Try out IMPS, Processing, and Pd
In this exercise you’ll try out the Interactive Music Prediction System (IMPS) in your own NIME, or a demo NIME that’s provided with the code.
IMPS is a bit more complicated and doesn’t run from a Jupyter notebook, instead, you’ll download the source code and run it as a standalone python application. It only has a command-line interface, so you’ll need to be familiar with how to navigate around your computer in a terminal or command-line shell to do this exercise.
IMPS is written in Python with Keras and TensorFlow Probability, so it should work on any platform where Tensorflow can be installed. Python 3 is required.
You can find the installation instructions on the IMPS page as well.

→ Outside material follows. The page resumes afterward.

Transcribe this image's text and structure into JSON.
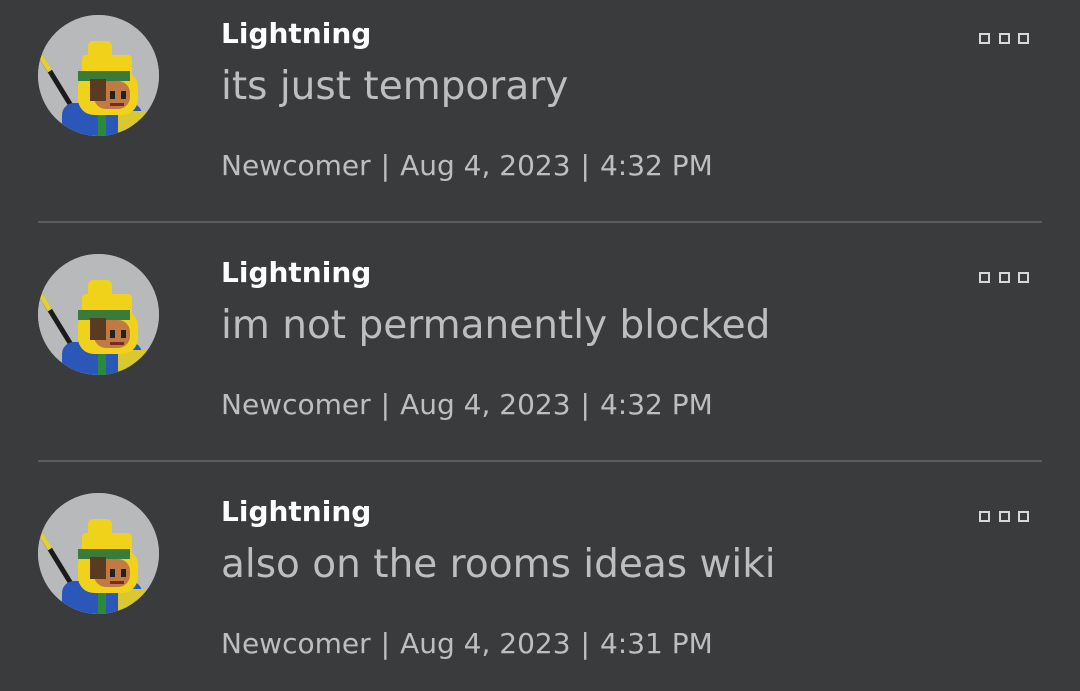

First you should clone this repository or download it to your computer:
git clone https://github.com/cpmpercussion/imps.git cd imps
The python requirements can be installed as follows:
pip install -r requirements.txt
In addition, it’s handy to have two extra tools on your computer to try out IMPs with a demo interface:
- Pure Data (pd)
Installers for both of these can be found on their respective websites.
1: Connecting to a musical interface
To start with, let’s connect IMPS to a simple demo NIME written in
(install Processing if you haven’t
got it already). This is called
processing_interface_demo and is
contained in the
midi_controllers folder of the IMPS repository.

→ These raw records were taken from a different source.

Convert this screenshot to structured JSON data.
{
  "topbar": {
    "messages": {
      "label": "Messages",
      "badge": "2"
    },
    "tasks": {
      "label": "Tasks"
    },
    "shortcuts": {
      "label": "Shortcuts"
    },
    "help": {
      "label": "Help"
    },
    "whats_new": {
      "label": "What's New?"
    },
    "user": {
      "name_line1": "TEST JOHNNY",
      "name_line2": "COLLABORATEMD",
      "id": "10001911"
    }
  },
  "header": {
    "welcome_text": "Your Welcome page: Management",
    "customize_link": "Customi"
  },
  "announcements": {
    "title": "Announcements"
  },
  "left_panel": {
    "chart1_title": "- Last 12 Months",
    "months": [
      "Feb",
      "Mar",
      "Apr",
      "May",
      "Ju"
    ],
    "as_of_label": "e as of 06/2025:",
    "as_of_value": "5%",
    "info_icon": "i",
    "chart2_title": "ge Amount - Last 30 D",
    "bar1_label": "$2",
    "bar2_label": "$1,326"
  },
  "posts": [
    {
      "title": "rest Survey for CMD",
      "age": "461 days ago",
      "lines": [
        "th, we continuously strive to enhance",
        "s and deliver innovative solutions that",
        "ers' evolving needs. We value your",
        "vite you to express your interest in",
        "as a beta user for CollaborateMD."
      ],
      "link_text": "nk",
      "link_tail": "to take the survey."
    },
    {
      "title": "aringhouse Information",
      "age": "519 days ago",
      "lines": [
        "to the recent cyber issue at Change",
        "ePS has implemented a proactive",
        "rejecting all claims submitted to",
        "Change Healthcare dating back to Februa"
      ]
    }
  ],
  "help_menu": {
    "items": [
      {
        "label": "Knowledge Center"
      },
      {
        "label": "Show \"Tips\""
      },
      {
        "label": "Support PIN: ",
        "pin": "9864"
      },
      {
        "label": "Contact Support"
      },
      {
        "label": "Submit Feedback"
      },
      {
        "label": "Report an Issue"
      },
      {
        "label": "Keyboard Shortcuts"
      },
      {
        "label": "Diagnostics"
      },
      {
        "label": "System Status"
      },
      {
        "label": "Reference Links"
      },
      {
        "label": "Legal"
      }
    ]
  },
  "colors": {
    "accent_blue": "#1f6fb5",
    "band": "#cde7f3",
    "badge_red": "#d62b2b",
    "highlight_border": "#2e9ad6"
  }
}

This demo NIME consists of a 2D mousing area that controls 2 synthesiser parameters (frequency and amplitude).
Try making some sounds with the interface to make sure it’s working.

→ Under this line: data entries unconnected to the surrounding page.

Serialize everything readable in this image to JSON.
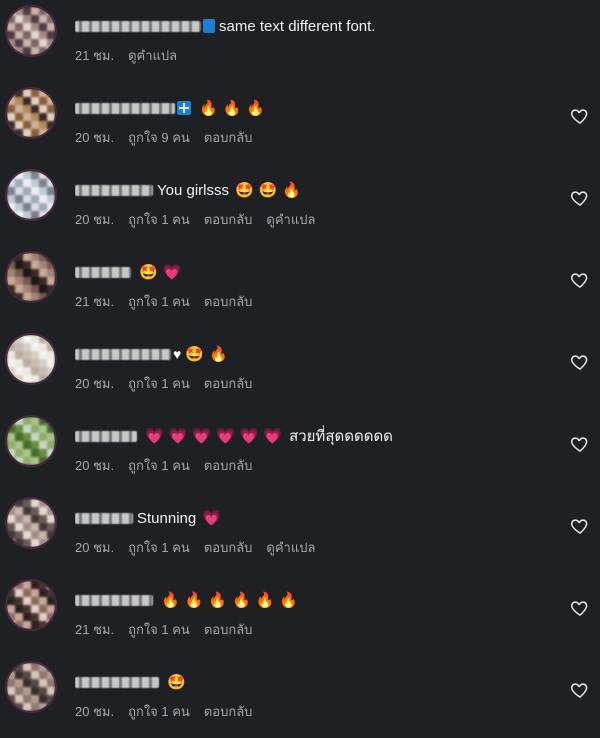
{
  "labels": {
    "see_translation": "ดูคำแปล",
    "reply": "ตอบกลับ"
  },
  "comments": [
    {
      "text": "same text different font.",
      "badge": "blue",
      "emojis": "",
      "time": "21 ชม.",
      "likes": "",
      "avatar_colors": [
        "#e6d6d0",
        "#cbb3aa",
        "#a68a83",
        "#7c6666",
        "#503a46"
      ]
    },
    {
      "text": "",
      "badge": "cross",
      "emojis": "🔥🔥🔥",
      "time": "20 ชม.",
      "likes": "ถูกใจ 9 คน",
      "avatar_colors": [
        "#e3d0c1",
        "#b88a5c",
        "#8a5f3a",
        "#3c2a24",
        "#cbb29a"
      ]
    },
    {
      "text": "You girlsss",
      "badge": "",
      "emojis": "🤩🤩🔥",
      "time": "20 ชม.",
      "likes": "ถูกใจ 1 คน",
      "avatar_colors": [
        "#d8dde2",
        "#c2cbd6",
        "#9ea8b5",
        "#7a7f88",
        "#eef0f2"
      ]
    },
    {
      "text": "",
      "badge": "",
      "emojis": "🤩💗",
      "time": "21 ชม.",
      "likes": "ถูกใจ 1 คน",
      "avatar_colors": [
        "#3a2a2a",
        "#7a5a4c",
        "#c9aa92",
        "#1c1616",
        "#a3857a"
      ]
    },
    {
      "text": "",
      "badge": "heart",
      "emojis": "🤩🔥",
      "time": "20 ชม.",
      "likes": "ถูกใจ 1 คน",
      "avatar_colors": [
        "#ece8e1",
        "#d8cfc6",
        "#b9ada2",
        "#f5f3ef",
        "#c8bdb3"
      ]
    },
    {
      "text": "สวยที่สุดดดดดด",
      "badge": "",
      "emojis": "💗💗💗💗💗💗",
      "time": "20 ชม.",
      "likes": "ถูกใจ 1 คน",
      "avatar_colors": [
        "#6a8c3e",
        "#a9c48a",
        "#c9d8c8",
        "#476b2c",
        "#8fae6b"
      ]
    },
    {
      "text": "Stunning",
      "badge": "",
      "emojis": "💗",
      "time": "20 ชม.",
      "likes": "ถูกใจ 1 คน",
      "avatar_colors": [
        "#6a5a5a",
        "#c9b5aa",
        "#e6d9d0",
        "#453838",
        "#a28d86"
      ]
    },
    {
      "text": "",
      "badge": "",
      "emojis": "🔥🔥🔥🔥🔥🔥",
      "time": "21 ชม.",
      "likes": "ถูกใจ 1 คน",
      "avatar_colors": [
        "#4a3434",
        "#c8a79a",
        "#e4d0c6",
        "#2c2020",
        "#8a6a60"
      ]
    },
    {
      "text": "",
      "badge": "",
      "emojis": "🤩",
      "time": "20 ชม.",
      "likes": "ถูกใจ 1 คน",
      "avatar_colors": [
        "#5a4a48",
        "#b39c92",
        "#d8c6bc",
        "#3a2e2c",
        "#8e786f"
      ]
    }
  ]
}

Note that this is possibly the world’s worst NIME and that you can, and will, definitely do better. Humour me by trying out IMPS with a bad NIME for a bit before starting to make your own.
2. Log some training data
Start up IMPS in logging only mode with this command
python predictive_music_model.py --dimension=3 --log -o
Note that the dimension is set to “3”: this is because our interface is 2 dimensions and we need one extra dimension for time.
Play around with the interface for a while to record some data. Maybe you could try just doing a certain “style” of performance with it to train the MDRNN to reproduce a certain behaviour.
3. Train an MDRNN
There’s two steps for training: Generate a dataset file, and train the predictive model.
python generate_dataset.py --dimension=3
This command collates all the logs with dimension “3” in the logging
directory into a single
Now let’s do the training, here’s the command for the smallest MDRNN, with early-stopping enabled so that it doesn’t take too long. Hopefully your computer’s fan starts making a lot of noise—good!—that’s how you know it’s working!
python train_predictive_music_model.py --dimension=3 --modelsize=xs --earlystopping
Because we don’t have much data, and have set a very small model size, this shouldn’t take too long.
4. Perform with your model.
Now that you have a trained model, you can run this command to start making predictions:
python predictive_music_model.py -d=3 --modelsize=xs --log -c
If your interface software is still running, you should hear it play itself! cool!
5. Make this terrible NIME better
There’s many ways to make this NIME better. You could make the sounds nicer, make the visual interface nicer, or just scrap it and start again in an environment of your choice! You could also
6. Try with your own NIME!
This is a bit more of a project. First of all, what kind of data does your NIME generate? Is it one or many dimensions? Secondly, when are these data generated and available for a synthesiser. Are all dimensions sent on independent timescales (like individual keys on a piano for instance) or are they all combined into one stream of data?
IMPS can only deal with messages that include EVERY bit of data from a NIME, so you might need to work on your code to get your output data into a format that IMPS can handle. There’s some more details on the [IMPS page}(/imps/).
Once you’ve figured out how to get data into IMPS you can log some interaction and train an MDRNN. Great!
So now you have a trained MDRNN, but what can you do with the predictions? WIll it play the same sounds as your regular instrument, or different ones? Will be be visualised or physicalised in some way? What benefit is there to having this data during a performances?
7. Extend IMPS and use in your own projects!
IMPS is an open source project and I hope that this community makes some cool music with it. It has shortcomings, and it’s opinionated, so don’t hesitate to hack it into a predictive musical model that you want! (or the predictive musical model we deserve??)